Pure functions are easier to reason about, sometimes easier to optimize (and even parallelize), and sometimes can be memoized.

Example

template<class T>
auto square(T t) { return t * t; }

Enforcement

Not possible.

F.9: Unused parameters should be unnamed

Reason

Readability. Suppression of unused parameter warnings.

Example

widget* find(const set<widget>& s, const widget& w, Hint);   // once upon a time, a hint was used

Note

Allowing parameters to be unnamed was introduced in the early 1980s to address this problem.

If parameters are conditionally unused, declare them with the [[maybe_unused]] attribute.
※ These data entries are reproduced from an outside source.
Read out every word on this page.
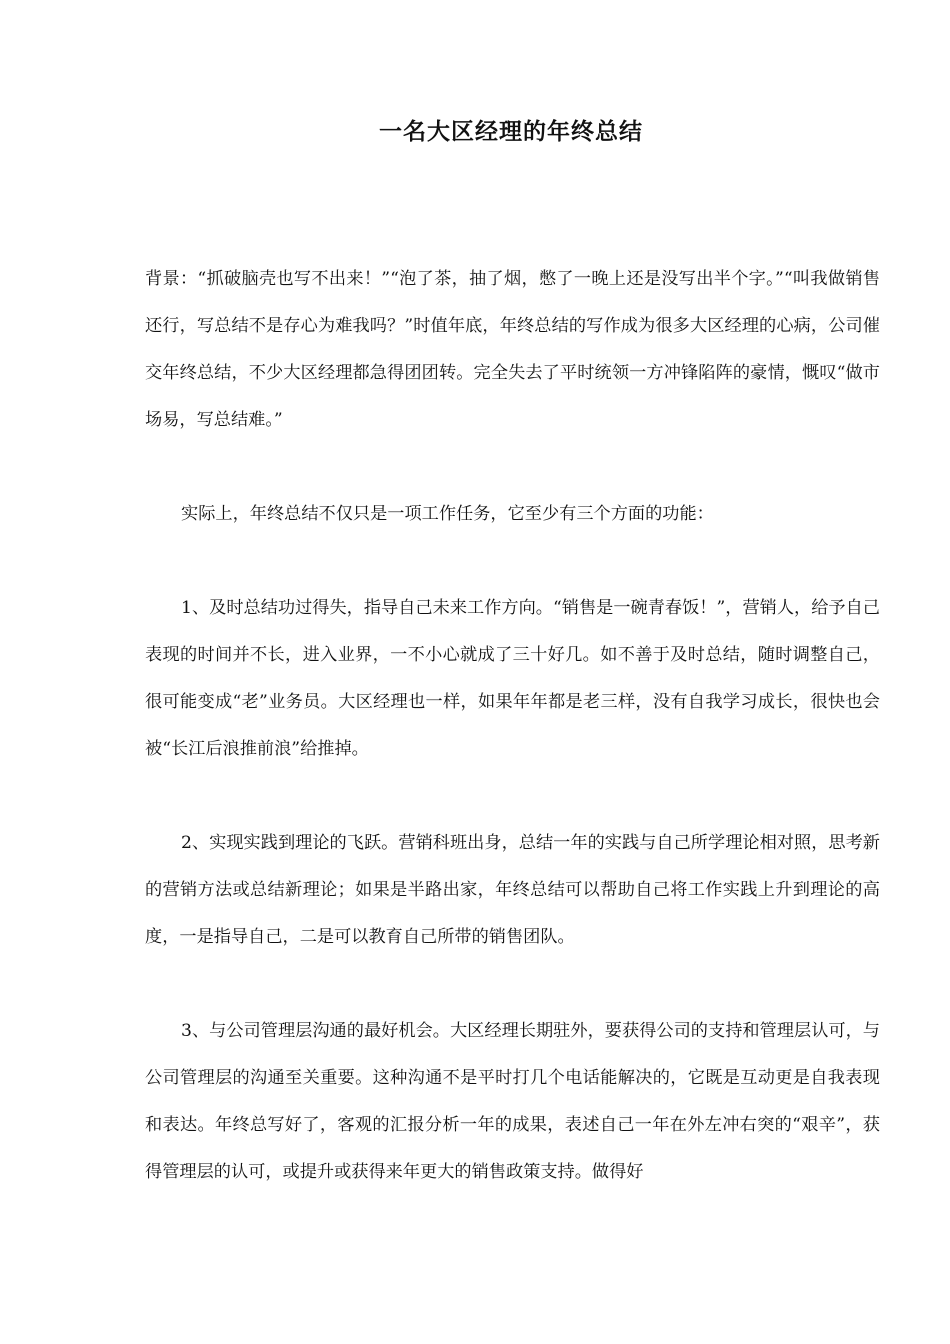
一名大区经理的年终总结

背景：“抓破脑壳也写不出来！”“泡了茶，抽了烟，憋了一晚上还是没写出半个字。”“叫我做销售还行，写总结不是存心为难我吗？”时值年底，年终总结的写作成为很多大区经理的心病，公司催交年终总结，不少大区经理都急得团团转。完全失去了平时统领一方冲锋陷阵的豪情，慨叹“做市场易，写总结难。”

实际上，年终总结不仅只是一项工作任务，它至少有三个方面的功能：

1、及时总结功过得失，指导自己未来工作方向。“销售是一碗青春饭！”，营销人，给予自己表现的时间并不长，进入业界，一不小心就成了三十好几。如不善于及时总结，随时调整自己，很可能变成“老”业务员。大区经理也一样，如果年年都是老三样，没有自我学习成长，很快也会被“长江后浪推前浪”给推掉。

2、实现实践到理论的飞跃。营销科班出身，总结一年的实践与自己所学理论相对照，思考新的营销方法或总结新理论；如果是半路出家，年终总结可以帮助自己将工作实践上升到理论的高度，一是指导自己，二是可以教育自己所带的销售团队。

3、与公司管理层沟通的最好机会。大区经理长期驻外，要获得公司的支持和管理层认可，与公司管理层的沟通至关重要。这种沟通不是平时打几个电话能解决的，它既是互动更是自我表现和表达。年终总写好了，客观的汇报分析一年的成果，表述自己一年在外左冲右突的“艰辛”，获得管理层的认可，或提升或获得来年更大的销售政策支持。做得好
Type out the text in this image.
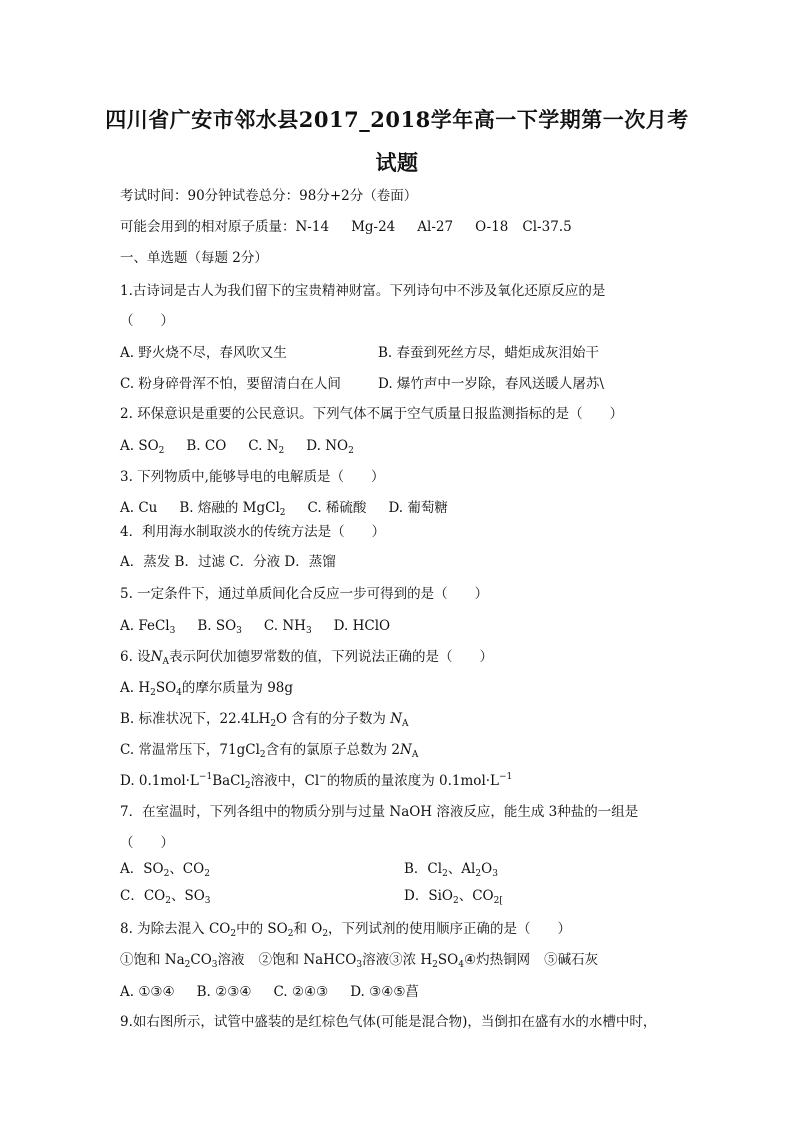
四川省广安市邻水县2017_2018学年高一下学期第一次月考
试题
考试时间：90分钟试卷总分：98分+2分（卷面）
可能会用到的相对原子质量：N-14 Mg-24 Al-27 O-18 Cl-37.5
一、单选题（每题 2分）
1.古诗词是古人为我们留下的宝贵精神财富。下列诗句中不涉及氧化还原反应的是
（　　）
A. 野火烧不尽，春风吹又生	B. 春蚕到死丝方尽，蜡炬成灰泪始干
C. 粉身碎骨浑不怕，要留清白在人间	D. 爆竹声中一岁除，春风送暖人屠苏\
2. 环保意识是重要的公民意识。下列气体不属于空气质量日报监测指标的是（　　）
A. $SO_2$ B. CO C. $N_2$ D. $NO_2$
3. 下列物质中,能够导电的电解质是（　　）
A. Cu B. 熔融的 MgCl$_2$ C. 稀硫酸 D. 葡萄糖
4．利用海水制取淡水的传统方法是（　　）
A．蒸发 B．过滤 C．分液 D．蒸馏
5. 一定条件下，通过单质间化合反应一步可得到的是（　　）
A. FeCl$_3$ B. $SO_3$ C. $NH_3$ D. HClO
6. 设$N_A$表示阿伏加德罗常数的值，下列说法正确的是（　　）
A. $H_2SO_4$的摩尔质量为 98g
B. 标准状况下，$22.4LH_2O$ 含有的分子数为 $N_A$
C. 常温常压下，71gCl$_2$含有的氯原子总数为 $2N_A$
D. $0.1mol\cdot L^{-1}BaCl_2$溶液中，Cl−的物质的量浓度为 $0.1mol\cdot L^{-1}$
7．在室温时，下列各组中的物质分别与过量 NaOH 溶液反应，能生成 3种盐的一组是
（　　）
A．$SO_2$、$CO_2$	B．$Cl_2$、$Al_2O_3$
C．$CO_2$、$SO_3$	D．SiO$_2$、$CO_{2[}$
8. 为除去混入 $CO_2$中的 $SO_2$和 $O_2$，下列试剂的使用顺序正确的是（　　）
①饱和 $Na_2CO_3$溶液 ②饱和 NaHCO$_3$溶液③浓 $H_2SO_4④$灼热铜网 ⑤碱石灰
A. ①③④ B. ②③④ C. ②④③ D. ③④⑤菖
9.如右图所示，试管中盛装的是红棕色气体(可能是混合物)，当倒扣在盛有水的水槽中时，
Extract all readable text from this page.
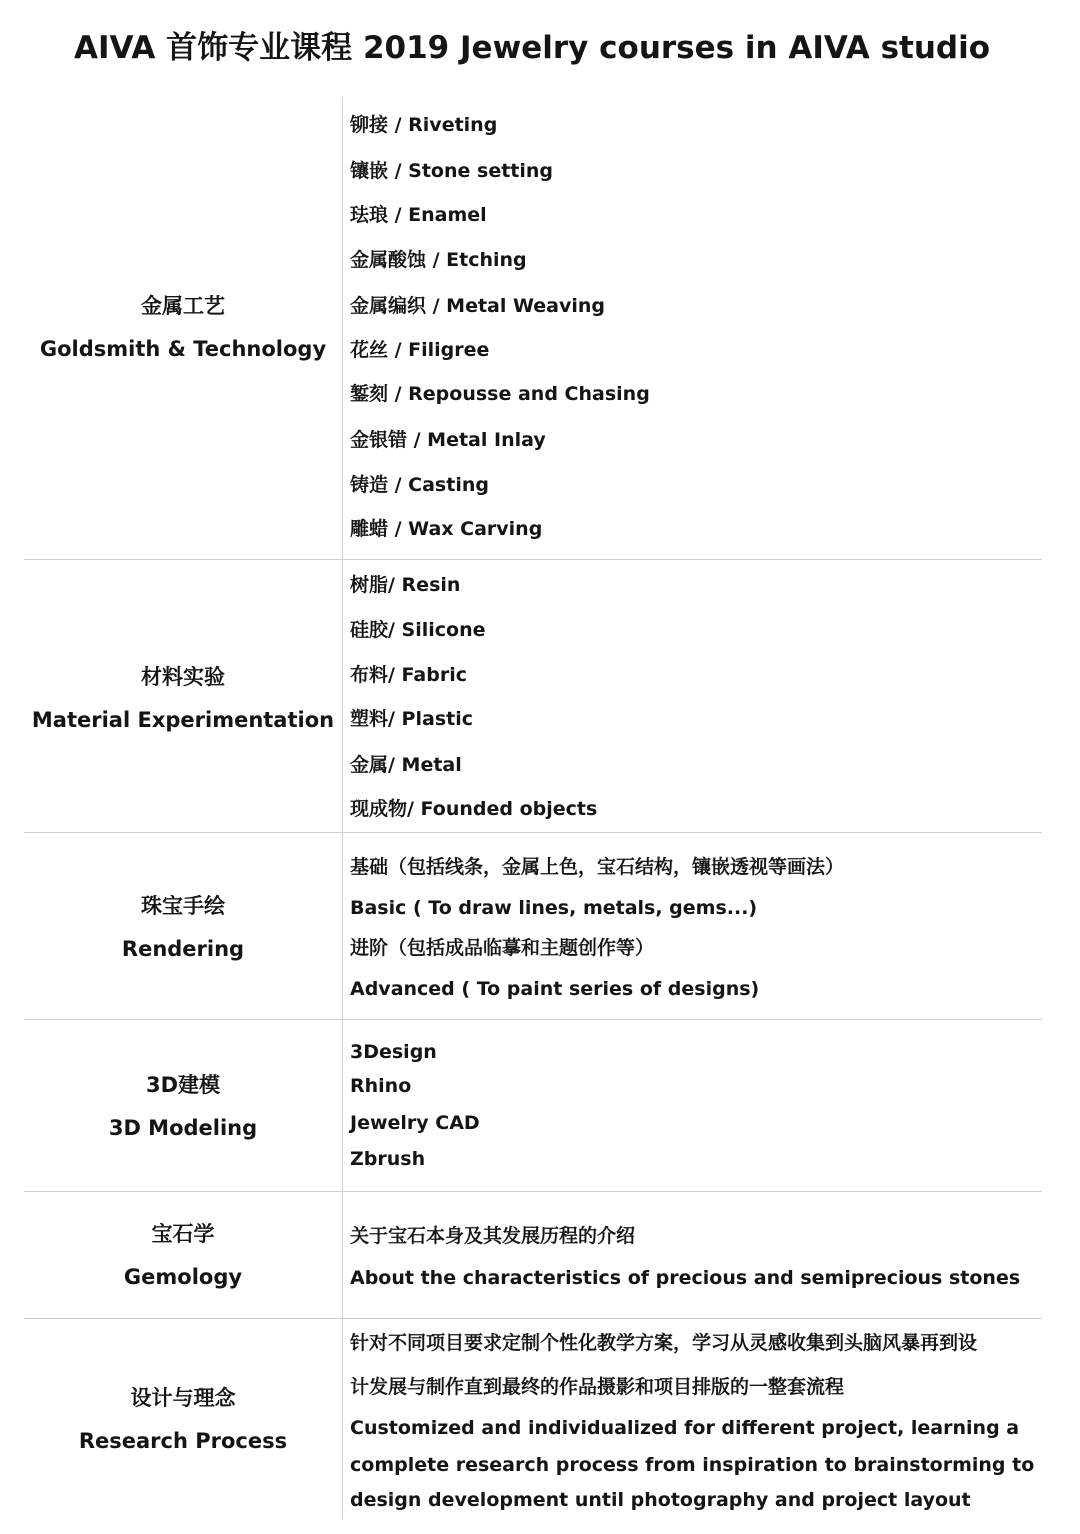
AIVA 首饰专业课程 2019 Jewelry courses in AIVA studio
金属工艺
Goldsmith & Technology
铆接 / Riveting
镶嵌 / Stone setting
珐琅 / Enamel
金属酸蚀 / Etching
金属编织 / Metal Weaving
花丝 / Filigree
錾刻 / Repousse and Chasing
金银错 / Metal Inlay
铸造 / Casting
雕蜡 / Wax Carving
材料实验
Material Experimentation
树脂/ Resin
硅胶/ Silicone
布料/ Fabric
塑料/ Plastic
金属/ Metal
现成物/ Founded objects
珠宝手绘
Rendering
基础（包括线条，金属上色，宝石结构，镶嵌透视等画法）
Basic ( To draw lines, metals, gems...)
进阶（包括成品临摹和主题创作等）
Advanced ( To paint series of designs)
3D建模
3D Modeling
3Design
Rhino
Jewelry CAD
Zbrush
宝石学
Gemology
关于宝石本身及其发展历程的介绍
About the characteristics of precious and semiprecious stones
设计与理念
Research Process
针对不同项目要求定制个性化教学方案，学习从灵感收集到头脑风暴再到设
计发展与制作直到最终的作品摄影和项目排版的一整套流程
Customized and individualized for different project, learning a
complete research process from inspiration to brainstorming to
design development until photography and project layout
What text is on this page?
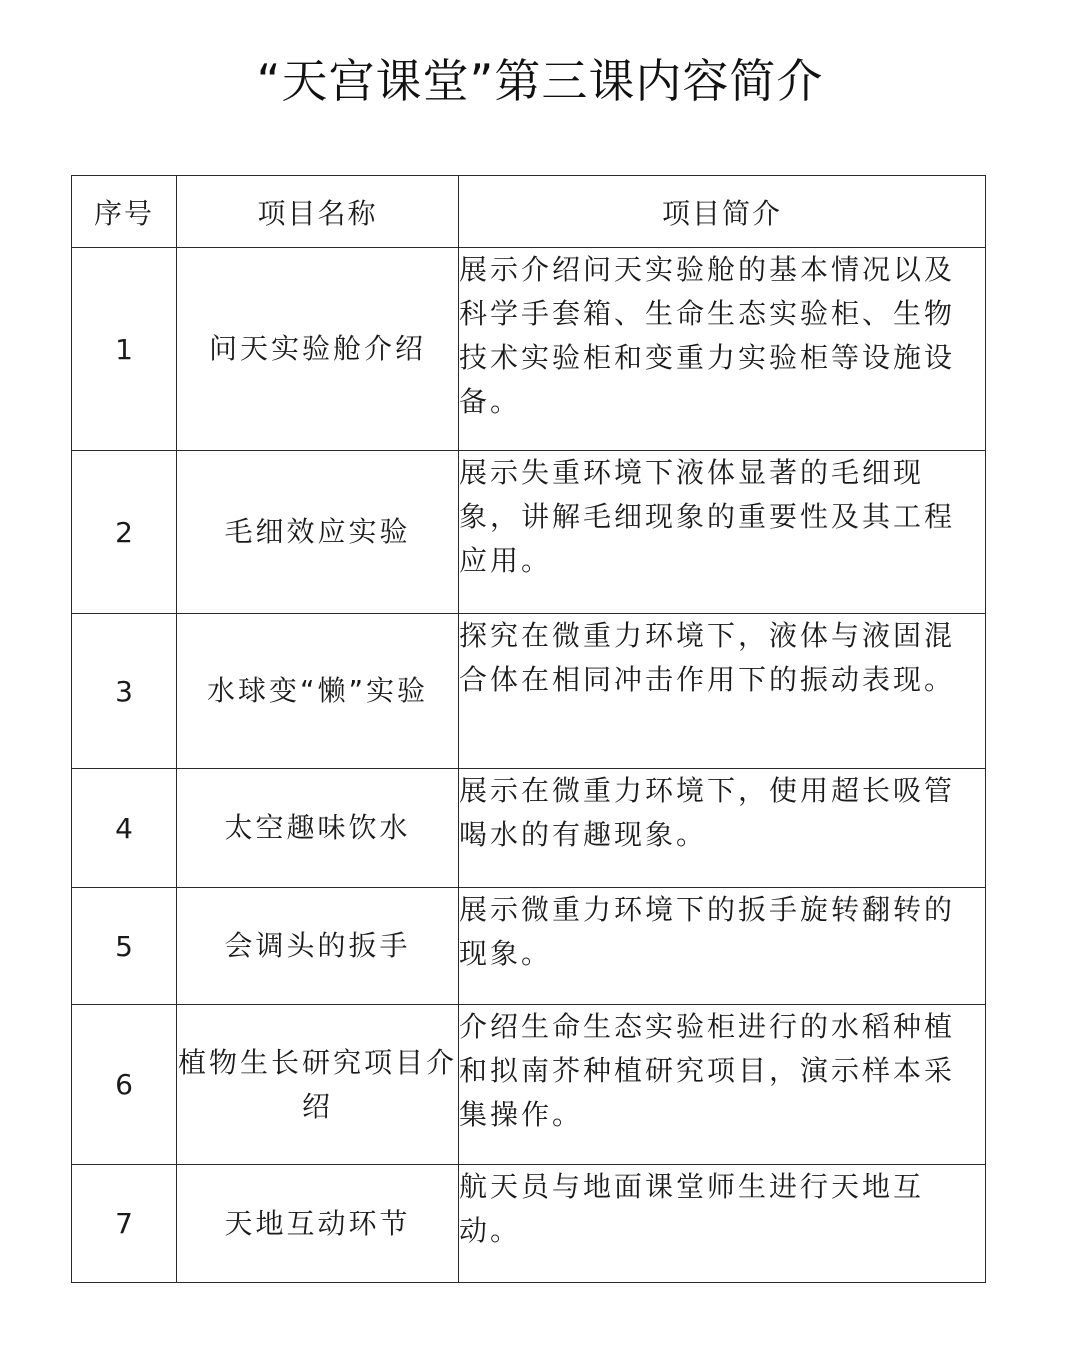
“天宫课堂”第三课内容简介
序号	项目名称	项目简介
1	问天实验舱介绍	展示介绍问天实验舱的基本情况以及科学手套箱、生命生态实验柜、生物技术实验柜和变重力实验柜等设施设备。
2	毛细效应实验	展示失重环境下液体显著的毛细现象，讲解毛细现象的重要性及其工程应用。
3	水球变“懒”实验	探究在微重力环境下，液体与液固混合体在相同冲击作用下的振动表现。
4	太空趣味饮水	展示在微重力环境下，使用超长吸管喝水的有趣现象。
5	会调头的扳手	展示微重力环境下的扳手旋转翻转的现象。
6	植物生长研究项目介绍	介绍生命生态实验柜进行的水稻种植和拟南芥种植研究项目，演示样本采集操作。
7	天地互动环节	航天员与地面课堂师生进行天地互动。
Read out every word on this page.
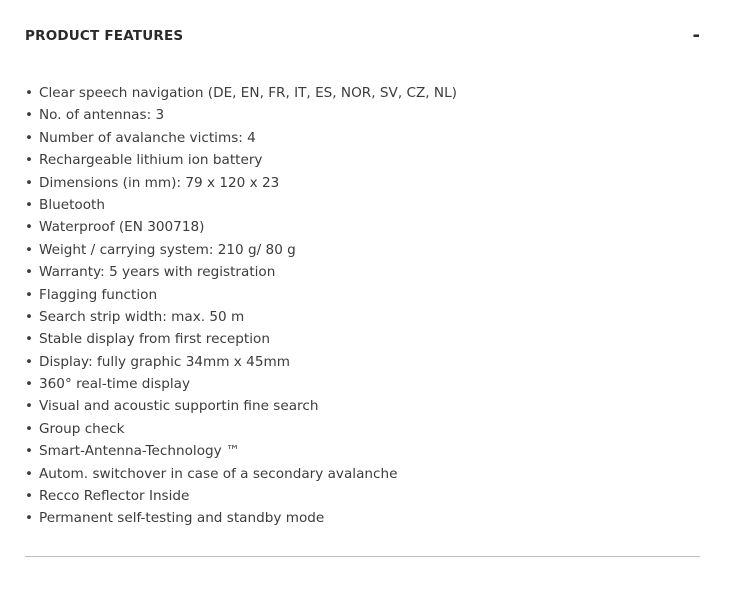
PRODUCT FEATURES	-
• Clear speech navigation (DE, EN, FR, IT, ES, NOR, SV, CZ, NL)
• No. of antennas: 3
• Number of avalanche victims: 4
• Rechargeable lithium ion battery
• Dimensions (in mm): 79 x 120 x 23
• Bluetooth
• Waterproof (EN 300718)
• Weight / carrying system: 210 g/ 80 g
• Warranty: 5 years with registration
• Flagging function
• Search strip width: max. 50 m
• Stable display from first reception
• Display: fully graphic 34mm x 45mm
• 360° real-time display
• Visual and acoustic supportin fine search
• Group check
• Smart-Antenna-Technology ™
• Autom. switchover in case of a secondary avalanche
• Recco Reflector Inside
• Permanent self-testing and standby mode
For example:

template <typename Value>
Value* find(const set<Value>& s, const Value& v, [[maybe_unused]] Hint h)
{
    if constexpr (sizeof(Value) > CacheSize)
    {
        // a hint is used only if Value is of a certain size
    }
}

Enforcement

Flag named unused parameters.

F.10: If an operation can be reused, give it a name

Reason

Documentation, readability, opportunity for reuse.

Example

struct Rec {
    string name;
    string addr;
    int id;         // unique identifier
};

bool same(const Rec& a, const Rec& b)
{
    return a.id == b.id;
}

vector<Rec*> find_id(const string& name);    // find all records for "name"

auto x = find_if(vr.begin(), vr.end(),
    [&](Rec& r) {
        if (r.name.size() != n.size()) return false; // name to compare to is in n
        for (int i = 0; i < r.name.size(); ++i)
            if (tolower(r.name[i]) != tolower(n[i])) return false;
        return true;
    }
);

There is a useful function lurking here (case insensitive string comparison), as there often is when lambda arguments get large.

bool compare_insensitive(const string& a, const string& b)
{
    if (a.size() != b.size()) return false;
    for (int i = 0; i < a.size(); ++i) if (tolower(a[i]) != tolower(b[i])) return false;
    return true;
}

auto x = find_if(vr.begin(), vr.end(),
    [&](Rec& r) { return compare_insensitive(r.name, n); }
);

Or maybe (if you prefer to avoid the implicit name binding to n):

auto cmp_to_n = [&n](const string& a) { return compare_insensitive(a, n); };

auto x = find_if(vr.begin(), vr.end(),
    [](const Rec& r) { return cmp_to_n(r.name); }
);

Note

whether functions, lambdas, or operators.

Exception

  • Lambdas logically used only locally, such as an argument to for_each and similar control flow algorithms.
  • Lambdas as initializers

Enforcement

  • (hard) flag similar lambdas
  • ???

F.11: Use an unnamed lambda if you need a simple function object in one place only

Reason

That makes the code concise and gives better locality than alternatives.

Example

auto earlyUsersEnd = std::remove_if(users.begin(), users.end(),
                                    [](const User &a) { return a.id > 100; });

Exception

Naming a lambda can be useful for clarity even if it is used only once.

Enforcement

  • Look for identical and near identical lambdas (to be replaced with named functions or named lambdas).